Die Medien sitzen alle in einem Boot. Die Mediensprecher der Regierungsparteien haben Angst, sich zu weit aus dem Fenster zu lehnen – und tun daher lieber gar nichts. Die Mediensprecher der Oppositionsparteien vertreten Konzepte von unterschiedlicher Güte und haben zum Teil ja auch nur im Auge, wie sie selbst zu mehr Einfluss auf die Berichterstattung kommen könnten. Derweil gehen die Umwälzungen in der Medienwelt weiter, unkommentiert von der abwesenden Medienpolitik.
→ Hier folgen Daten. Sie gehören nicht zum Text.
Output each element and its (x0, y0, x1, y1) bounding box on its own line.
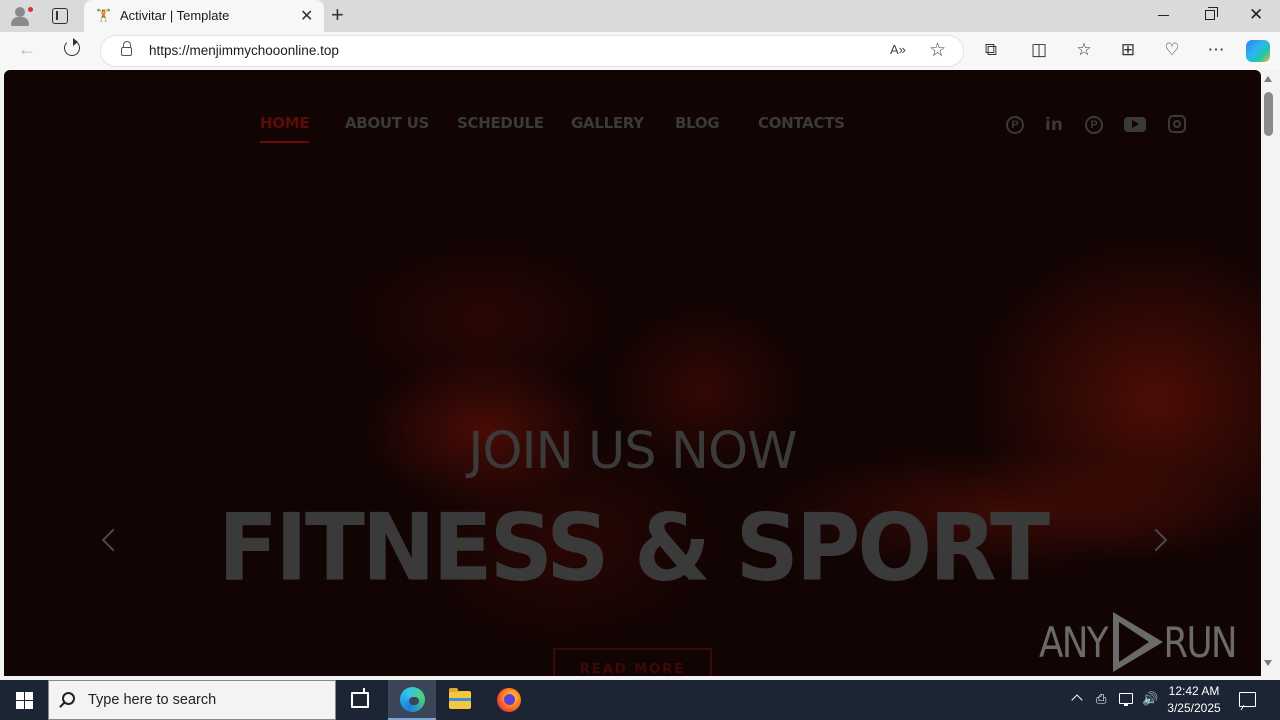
lock-icon[interactable] (121, 41, 132, 56)
settings-more-icon[interactable]: ⋯ (1204, 38, 1228, 62)
address-bar[interactable]: https://menjimmychooonline.top A» ☆ (100, 35, 964, 67)
extensions-icon[interactable]: ⧉ (979, 38, 1003, 62)
firefox-icon[interactable] (497, 688, 521, 712)
nav-schedule[interactable]: SCHEDULE (457, 114, 544, 138)
new-tab-button[interactable]: + (331, 3, 344, 27)
favorites-icon[interactable]: ☆ (1072, 38, 1096, 62)
network-icon[interactable] (1119, 693, 1133, 706)
nav-contacts[interactable]: CONTACTS (758, 114, 845, 138)
hero-title: FITNESS & SPORT (218, 493, 1050, 602)
read-aloud-icon[interactable]: A» (890, 42, 906, 57)
taskbar-search-box[interactable]: Type here to search (48, 680, 336, 720)
nav-gallery[interactable]: GALLERY (571, 114, 644, 138)
tab-actions-icon[interactable] (52, 8, 68, 24)
restore-window-button[interactable] (1205, 7, 1218, 20)
url-text[interactable]: https://menjimmychooonline.top (149, 43, 339, 58)
anyrun-watermark-logo: ANY RUN (1038, 610, 1239, 672)
reload-button[interactable] (62, 38, 82, 58)
scrollbar-thumb[interactable] (1264, 92, 1273, 136)
browser-tab-active[interactable]: 🏋 Activitar | Template ✕ (84, 0, 324, 32)
file-explorer-icon[interactable] (449, 688, 471, 709)
clock-date[interactable]: 3/25/2025 (1160, 701, 1228, 715)
nav-home[interactable]: HOME (260, 114, 310, 143)
taskbar-edge-button[interactable] (388, 680, 436, 720)
youtube-icon[interactable] (1124, 117, 1146, 132)
minimize-window-button[interactable] (1158, 15, 1169, 16)
tab-title: Activitar | Template (120, 8, 230, 23)
search-icon (62, 692, 75, 705)
web-page-hero: HOME ABOUT US SCHEDULE GALLERY BLOG CONT… (4, 70, 1261, 676)
scroll-down-arrow-icon[interactable] (1264, 660, 1272, 666)
show-hidden-icons-chevron-icon[interactable] (1071, 694, 1083, 706)
instagram-icon[interactable] (1168, 115, 1186, 133)
copilot-icon[interactable] (1246, 40, 1270, 62)
browser-toolbar: ← https://menjimmychooonline.top A» ☆ ⧉ … (0, 32, 1280, 70)
tab-close-icon[interactable]: ✕ (300, 6, 313, 26)
nav-blog[interactable]: BLOG (675, 114, 720, 138)
profile-icon[interactable] (8, 4, 34, 28)
browser-tab-bar: 🏋 Activitar | Template ✕ + ✕ (0, 0, 1280, 32)
dumbbell-favicon-icon: 🏋 (96, 8, 111, 22)
search-placeholder: Type here to search (88, 692, 217, 708)
profile-notification-dot (27, 6, 34, 13)
task-view-icon[interactable] (351, 688, 369, 708)
hero-subtitle: JOIN US NOW (468, 422, 797, 481)
collections-icon[interactable]: ⊞ (1116, 38, 1140, 62)
page-scrollbar[interactable] (1261, 70, 1276, 676)
browser-essentials-icon[interactable]: ♡ (1160, 38, 1184, 62)
linkedin-icon[interactable]: in (1043, 114, 1065, 136)
pinterest-icon[interactable]: P (1006, 116, 1024, 134)
windows-taskbar: Type here to search ⎙ 🔊 12:42 AM 3/25/20… (0, 680, 1280, 720)
read-more-button[interactable]: READ MORE (553, 648, 712, 676)
scroll-up-arrow-icon[interactable] (1264, 76, 1272, 82)
close-window-button[interactable]: ✕ (1249, 5, 1263, 25)
play-icon (1113, 612, 1163, 672)
speaker-volume-icon[interactable]: 🔊 (1142, 691, 1158, 707)
clock-time[interactable]: 12:42 AM (1160, 684, 1228, 698)
meet-now-icon[interactable]: ⎙ (1096, 691, 1106, 707)
back-button[interactable]: ← (18, 39, 36, 60)
watermark-text-left: ANY (1038, 618, 1109, 667)
add-favorite-star-icon[interactable]: ☆ (929, 39, 946, 62)
notifications-icon[interactable] (1239, 692, 1256, 707)
split-screen-icon[interactable]: ◫ (1027, 38, 1051, 62)
watermark-text-right: RUN (1163, 618, 1237, 667)
edge-icon (400, 687, 425, 712)
nav-about-us[interactable]: ABOUT US (345, 114, 429, 138)
start-windows-icon[interactable] (16, 692, 33, 709)
pinterest-icon[interactable]: P (1085, 116, 1103, 134)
Und wir sitzen mehr denn je alle in einem Boot.

ORF wie wir? Medien wie wir.

Zur Person

Stefan Kappacher (*1962 in Hall in Tirol) studierte Politikwissenschaft und Publizistik in Wien. Er arbeitete in der Wiener Redaktion der „Tiroler Tageszeitung“ und war später deren Innenpolitik-Chef.

2002
Wechsel in die ORF-Radio-Innenpolitik. 2006 ging Kappacher zum ORF-Fernsehen, Ressort Innenpolitik.Ab 2007 war er im „ZiB2“-Team. Seit Oktober 2008 ist Kappacher wieder Redakteur der Radio-Innenpolitik. Derzeit erarbeitet er das neue Ö1-Medienmagazin.